Samuel Taylor Coleridge Quotes About Children

We have collected for you the TOP of Samuel Taylor Coleridge's best quotes about Children! Here are collected all the quotes about Children starting from the birthday of the Poet – October 21, 1772! We hope you will be inspired to new achievements with our constantly updated collection of quotes. At the moment, this page contains 10 sayings of Samuel Taylor Coleridge about Children. We will be happy if you share our collection of quotes with your friends on social networks!
  • For mother's sake the child was dear, and dearer was the mother for the child.

    'Sonnet to a Friend Who Asked How I Felt When the Nurse First Presented My Infant to Me' (1797)
  • Our quaint metaphysical opinions, in an hour of anguish, are like playthings by the bedside of a child deathly sick.

  • It [is] very unfair to influence a child's mind by inculcating any opinions before it [has] come to years of discretion to choose for itself.

  • Call not that man wretched, who whatever else he suffers as to pain inflicted, or pleasure denied, has a child for whom he hopes and on whom he doats.

  • I have often thought what a melancholy world this would be without children, and what an inhuman world without the aged.

    Samuel Taylor Coleridge (2008). “Samuel Taylor Coleridge - The Major Works”, Oxford Paperbacks
  • He holds him with his glittering eye, And listens like a three years' child.

    'The Rime of the Ancient Mariner' (1798) pt. 1
  • The misery of human life is made up of large masses, each separated from the other by certain intervals. One year the death of a child; years after, a failure in trade; after another longer or shorter interval, a daughter may have married unhappily; in all but the singularly unfortunate, the integral parts that compose the sum-total of the unhappiness of a man's life are easily counted and distinctly remembered.

    Samuel Taylor Coleridge (2013). “Delphi Complete Works of Samuel Taylor Coleridge (Illustrated)”, p.1054, Delphi Classics
  • Boys and girls, And women, that would groan to see a child Pull off an insect's leg, all read of war, The best amusement for our morning meal.

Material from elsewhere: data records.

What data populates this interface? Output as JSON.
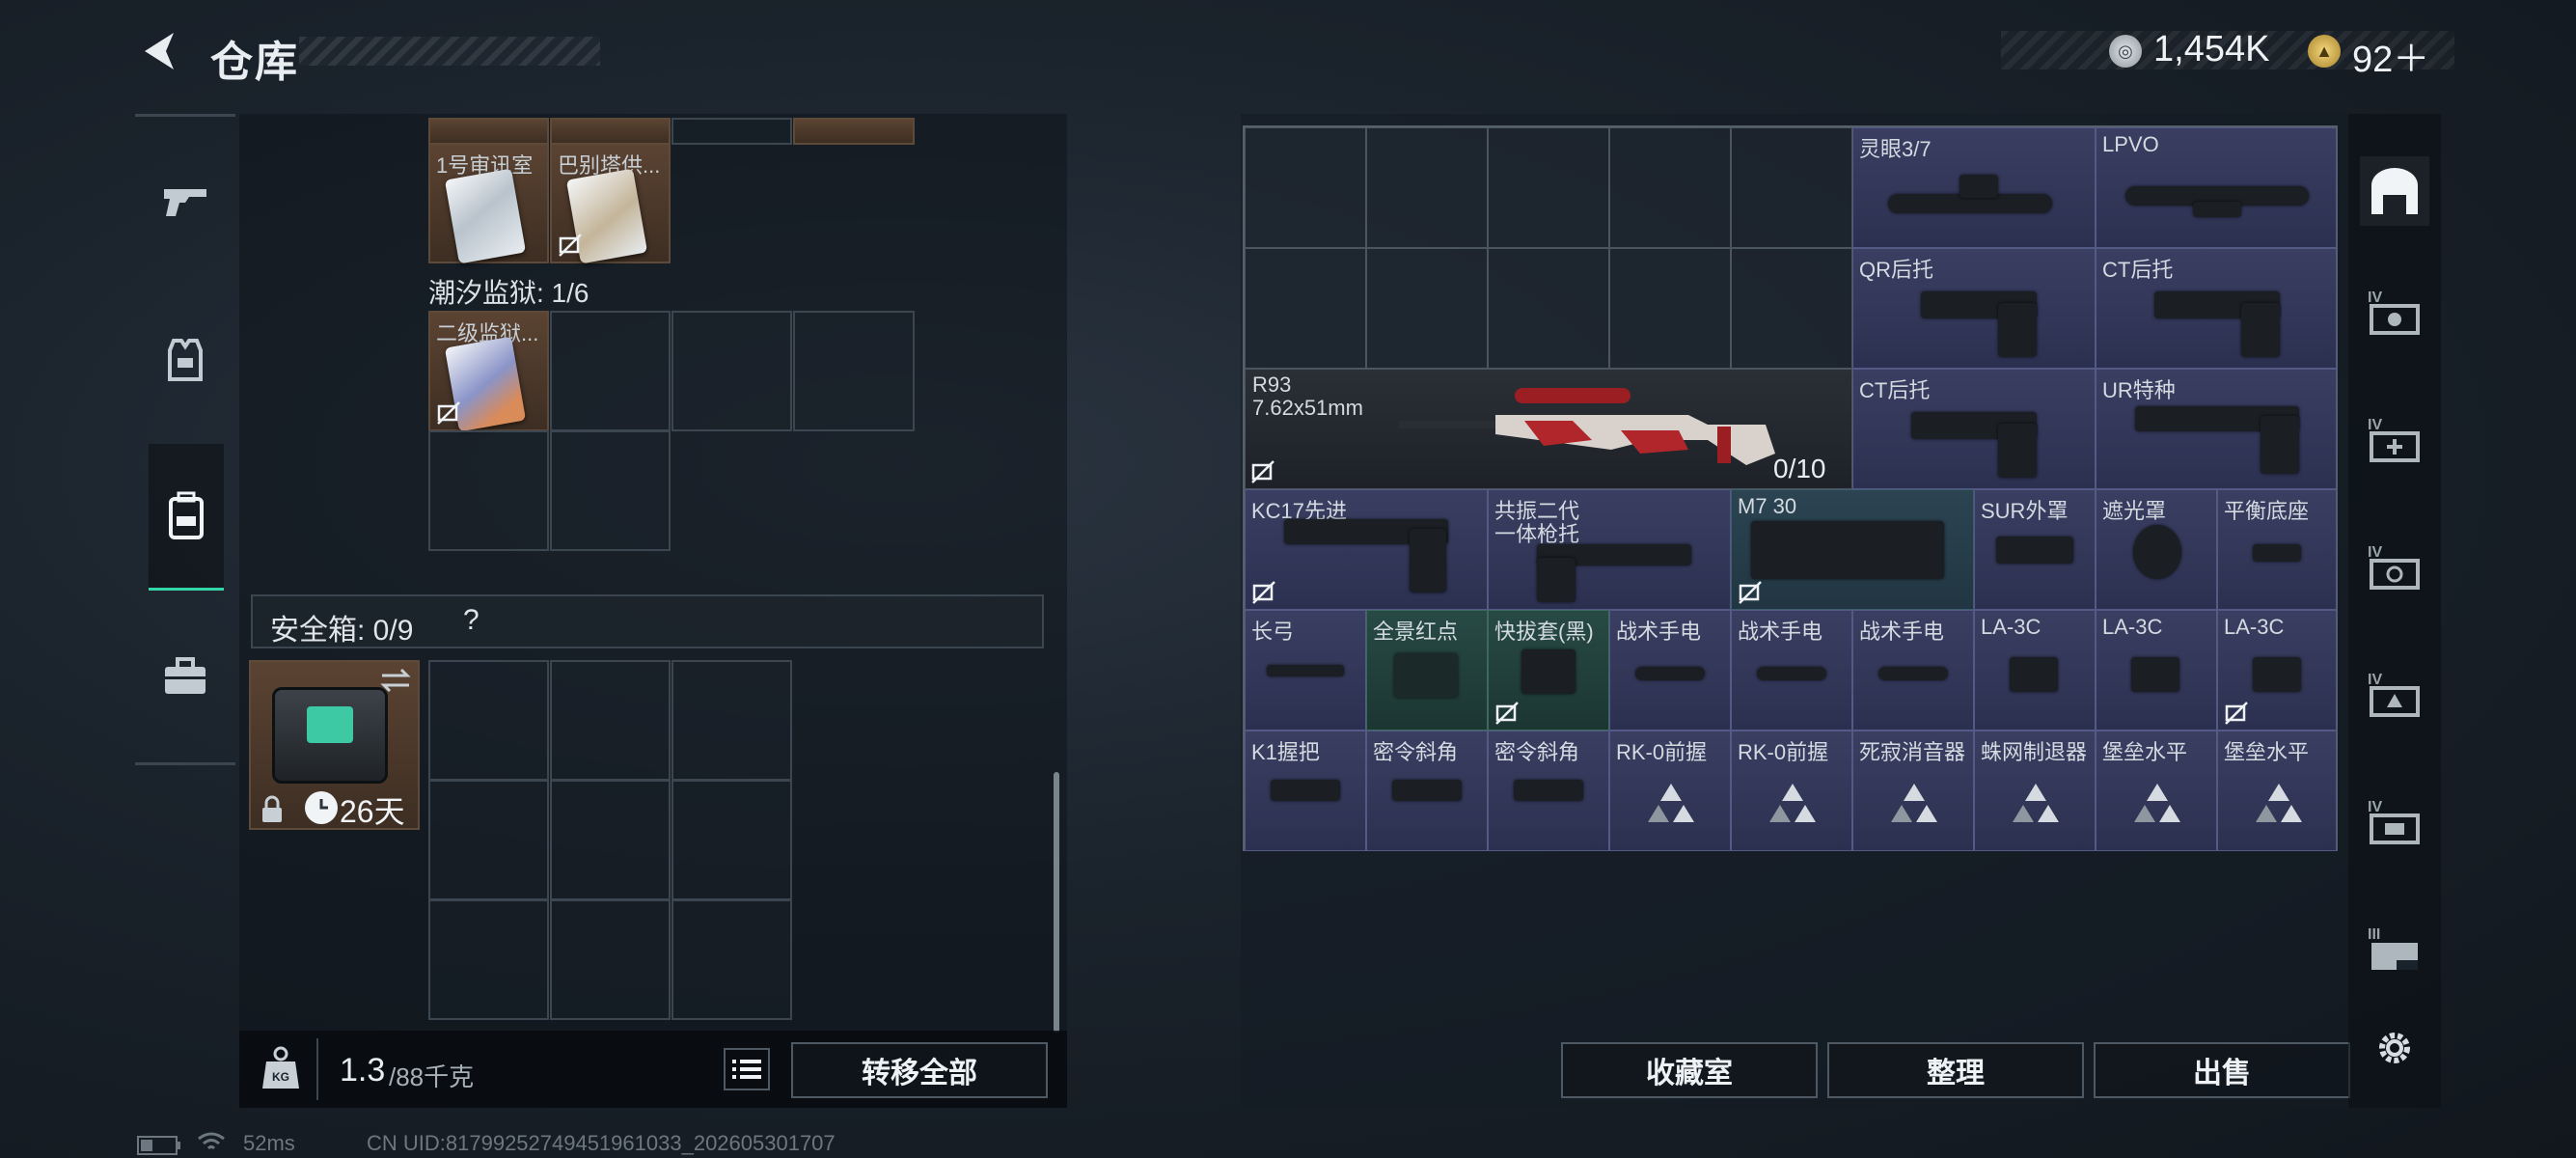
{
  "header": {
    "title": "仓库",
    "currency": {
      "silver": "1,454K",
      "gold": "92＋"
    }
  },
  "left_panel": {
    "top_items": [
      "1号审讯室",
      "巴别塔供..."
    ],
    "section_prison": "潮汐监狱: 1/6",
    "prison_item": "二级监狱...",
    "safebox_label": "安全箱: 0/9",
    "safebox_help": "?",
    "safebox_days": "26天",
    "weight_current": "1.3",
    "weight_max": "/88千克",
    "transfer_all": "转移全部"
  },
  "right_panel": {
    "row1": [
      "灵眼3/7",
      "LPVO"
    ],
    "row2": [
      "QR后托",
      "CT后托"
    ],
    "gun": {
      "name": "R93",
      "caliber": "7.62x51mm",
      "ammo": "0/10"
    },
    "row3": [
      "CT后托",
      "UR特种"
    ],
    "row4": [
      "KC17先进",
      "共振二代",
      "一体枪托",
      "M7 30",
      "SUR外罩",
      "遮光罩",
      "平衡底座"
    ],
    "row5": [
      "长弓",
      "全景红点",
      "快拔套(黑)",
      "战术手电",
      "战术手电",
      "战术手电",
      "LA-3C",
      "LA-3C",
      "LA-3C"
    ],
    "row6": [
      "K1握把",
      "密令斜角",
      "密令斜角",
      "RK-0前握",
      "RK-0前握",
      "死寂消音器",
      "蛛网制退器",
      "堡垒水平",
      "堡垒水平"
    ],
    "buttons": {
      "collection": "收藏室",
      "sort": "整理",
      "sell": "出售"
    }
  },
  "status": {
    "ping": "52ms",
    "uid": "CN UID:81799252749451961033_202605301707"
  },
  "colors": {
    "accent": "#34d6a8",
    "purple": "#3a3f62",
    "green": "#284a44",
    "brown": "#5b4332"
  }
}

    Samuel Taylor Coleridge (1856). “The Complete Works of Samuel Taylor Coleridge: With an Introductory Essay Upon His Philosophical and Theological Opinions”, p.119
  • How inimitably graceful children are in general-before they learn to dance.

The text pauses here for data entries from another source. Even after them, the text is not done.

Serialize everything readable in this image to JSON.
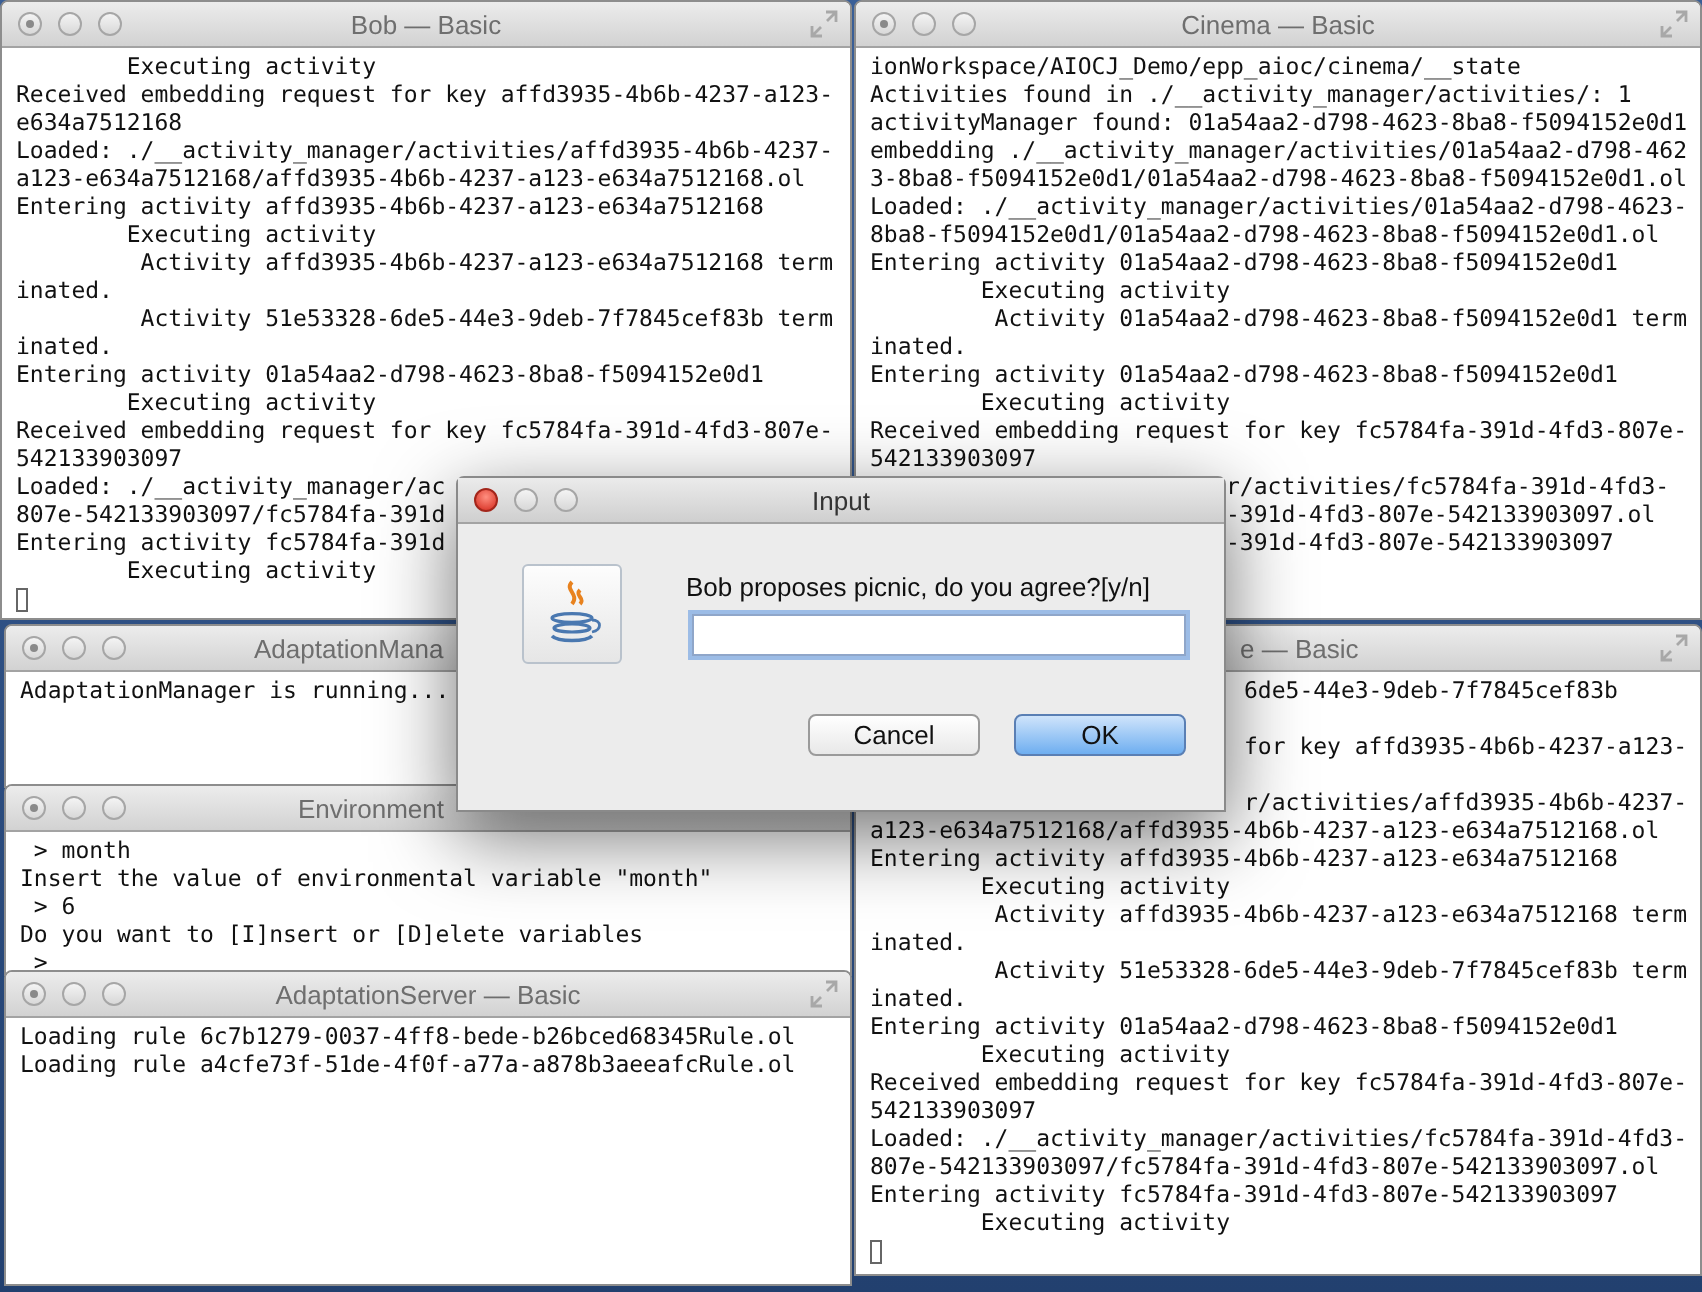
{
  "windows": [
    {
      "title": "Bob — Basic",
      "active": false,
      "fullscreen_button": true,
      "cursor": true,
      "lines": [
        {
          "kind": "full",
          "text": "        Executing activity"
        },
        {
          "kind": "full",
          "text": "Received embedding request for key affd3935-4b6b-4237-a123-"
        },
        {
          "kind": "full",
          "text": "e634a7512168"
        },
        {
          "kind": "full",
          "text": "Loaded: ./__activity_manager/activities/affd3935-4b6b-4237-"
        },
        {
          "kind": "full",
          "text": "a123-e634a7512168/affd3935-4b6b-4237-a123-e634a7512168.ol"
        },
        {
          "kind": "full",
          "text": "Entering activity affd3935-4b6b-4237-a123-e634a7512168"
        },
        {
          "kind": "full",
          "text": "        Executing activity"
        },
        {
          "kind": "full",
          "text": "         Activity affd3935-4b6b-4237-a123-e634a7512168 term"
        },
        {
          "kind": "full",
          "text": "inated."
        },
        {
          "kind": "full",
          "text": "         Activity 51e53328-6de5-44e3-9deb-7f7845cef83b term"
        },
        {
          "kind": "full",
          "text": "inated."
        },
        {
          "kind": "full",
          "text": "Entering activity 01a54aa2-d798-4623-8ba8-f5094152e0d1"
        },
        {
          "kind": "full",
          "text": "        Executing activity"
        },
        {
          "kind": "full",
          "text": "Received embedding request for key fc5784fa-391d-4fd3-807e-"
        },
        {
          "kind": "full",
          "text": "542133903097"
        },
        {
          "kind": "full",
          "text": "Loaded: ./__activity_manager/ac"
        },
        {
          "kind": "full",
          "text": "807e-542133903097/fc5784fa-391d"
        },
        {
          "kind": "full",
          "text": "Entering activity fc5784fa-391d"
        },
        {
          "kind": "full",
          "text": "        Executing activity"
        }
      ]
    },
    {
      "title": "Cinema — Basic",
      "active": false,
      "fullscreen_button": true,
      "cursor": false,
      "lines": [
        {
          "kind": "full",
          "text": "ionWorkspace/AIOCJ_Demo/epp_aioc/cinema/__state"
        },
        {
          "kind": "full",
          "text": "Activities found in ./__activity_manager/activities/: 1"
        },
        {
          "kind": "full",
          "text": "activityManager found: 01a54aa2-d798-4623-8ba8-f5094152e0d1"
        },
        {
          "kind": "full",
          "text": "embedding ./__activity_manager/activities/01a54aa2-d798-462"
        },
        {
          "kind": "full",
          "text": "3-8ba8-f5094152e0d1/01a54aa2-d798-4623-8ba8-f5094152e0d1.ol"
        },
        {
          "kind": "full",
          "text": "Loaded: ./__activity_manager/activities/01a54aa2-d798-4623-"
        },
        {
          "kind": "full",
          "text": "8ba8-f5094152e0d1/01a54aa2-d798-4623-8ba8-f5094152e0d1.ol"
        },
        {
          "kind": "full",
          "text": "Entering activity 01a54aa2-d798-4623-8ba8-f5094152e0d1"
        },
        {
          "kind": "full",
          "text": "        Executing activity"
        },
        {
          "kind": "full",
          "text": "         Activity 01a54aa2-d798-4623-8ba8-f5094152e0d1 term"
        },
        {
          "kind": "full",
          "text": "inated."
        },
        {
          "kind": "full",
          "text": "Entering activity 01a54aa2-d798-4623-8ba8-f5094152e0d1"
        },
        {
          "kind": "full",
          "text": "        Executing activity"
        },
        {
          "kind": "full",
          "text": "Received embedding request for key fc5784fa-391d-4fd3-807e-"
        },
        {
          "kind": "full",
          "text": "542133903097"
        },
        {
          "kind": "clipped",
          "text": "r/activities/fc5784fa-391d-4fd3-"
        },
        {
          "kind": "clipped",
          "text": "-391d-4fd3-807e-542133903097.ol"
        },
        {
          "kind": "clipped",
          "text": "-391d-4fd3-807e-542133903097"
        }
      ]
    },
    {
      "title": "AdaptationMana",
      "active": false,
      "cursor": false,
      "lines": [
        {
          "kind": "full",
          "text": "AdaptationManager is running..."
        }
      ]
    },
    {
      "title": "e — Basic",
      "active": false,
      "fullscreen_button": true,
      "cursor": true,
      "lines": [
        {
          "kind": "clipped",
          "text": "6de5-44e3-9deb-7f7845cef83b"
        },
        {
          "kind": "covered"
        },
        {
          "kind": "clipped",
          "text": "for key affd3935-4b6b-4237-a123-"
        },
        {
          "kind": "covered"
        },
        {
          "kind": "clipped",
          "text": "r/activities/affd3935-4b6b-4237-"
        },
        {
          "kind": "full",
          "text": "a123-e634a7512168/affd3935-4b6b-4237-a123-e634a7512168.ol"
        },
        {
          "kind": "full",
          "text": "Entering activity affd3935-4b6b-4237-a123-e634a7512168"
        },
        {
          "kind": "full",
          "text": "        Executing activity"
        },
        {
          "kind": "full",
          "text": "         Activity affd3935-4b6b-4237-a123-e634a7512168 term"
        },
        {
          "kind": "full",
          "text": "inated."
        },
        {
          "kind": "full",
          "text": "         Activity 51e53328-6de5-44e3-9deb-7f7845cef83b term"
        },
        {
          "kind": "full",
          "text": "inated."
        },
        {
          "kind": "full",
          "text": "Entering activity 01a54aa2-d798-4623-8ba8-f5094152e0d1"
        },
        {
          "kind": "full",
          "text": "        Executing activity"
        },
        {
          "kind": "full",
          "text": "Received embedding request for key fc5784fa-391d-4fd3-807e-"
        },
        {
          "kind": "full",
          "text": "542133903097"
        },
        {
          "kind": "full",
          "text": "Loaded: ./__activity_manager/activities/fc5784fa-391d-4fd3-"
        },
        {
          "kind": "full",
          "text": "807e-542133903097/fc5784fa-391d-4fd3-807e-542133903097.ol"
        },
        {
          "kind": "full",
          "text": "Entering activity fc5784fa-391d-4fd3-807e-542133903097"
        },
        {
          "kind": "full",
          "text": "        Executing activity"
        }
      ]
    },
    {
      "title": "Environment",
      "active": false,
      "lines": [
        {
          "kind": "full",
          "text": " > month"
        },
        {
          "kind": "full",
          "text": "Insert the value of environmental variable \"month\""
        },
        {
          "kind": "full",
          "text": " > 6"
        },
        {
          "kind": "full",
          "text": "Do you want to [I]nsert or [D]elete variables"
        },
        {
          "kind": "full",
          "text": " >"
        }
      ]
    },
    {
      "title": "AdaptationServer — Basic",
      "active": false,
      "fullscreen_button": true,
      "cursor": false,
      "lines": [
        {
          "kind": "full",
          "text": "Loading rule 6c7b1279-0037-4ff8-bede-b26bced68345Rule.ol"
        },
        {
          "kind": "full",
          "text": "Loading rule a4cfe73f-51de-4f0f-a77a-a878b3aeeafcRule.ol"
        }
      ]
    }
  ],
  "dialog": {
    "title": "Input",
    "active": true,
    "prompt": "Bob proposes picnic, do you agree?[y/n]",
    "buttons": [
      {
        "label": "Cancel",
        "default": false
      },
      {
        "label": "OK",
        "default": true
      }
    ]
  }
}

    Samuel Taylor Coleridge, Henry Nelson Coleridge (1851). “Specimens of the Table Talk of Samuel Taylor Coleridge”, p.158
  • To carry feelings of childhood into the powers of adulthood, to combine the child's sense of wonder and novelty with the appearances which every day for years has rendered familiar, this is the character and privilege of genius, and one of the marks which distinguish it from talent.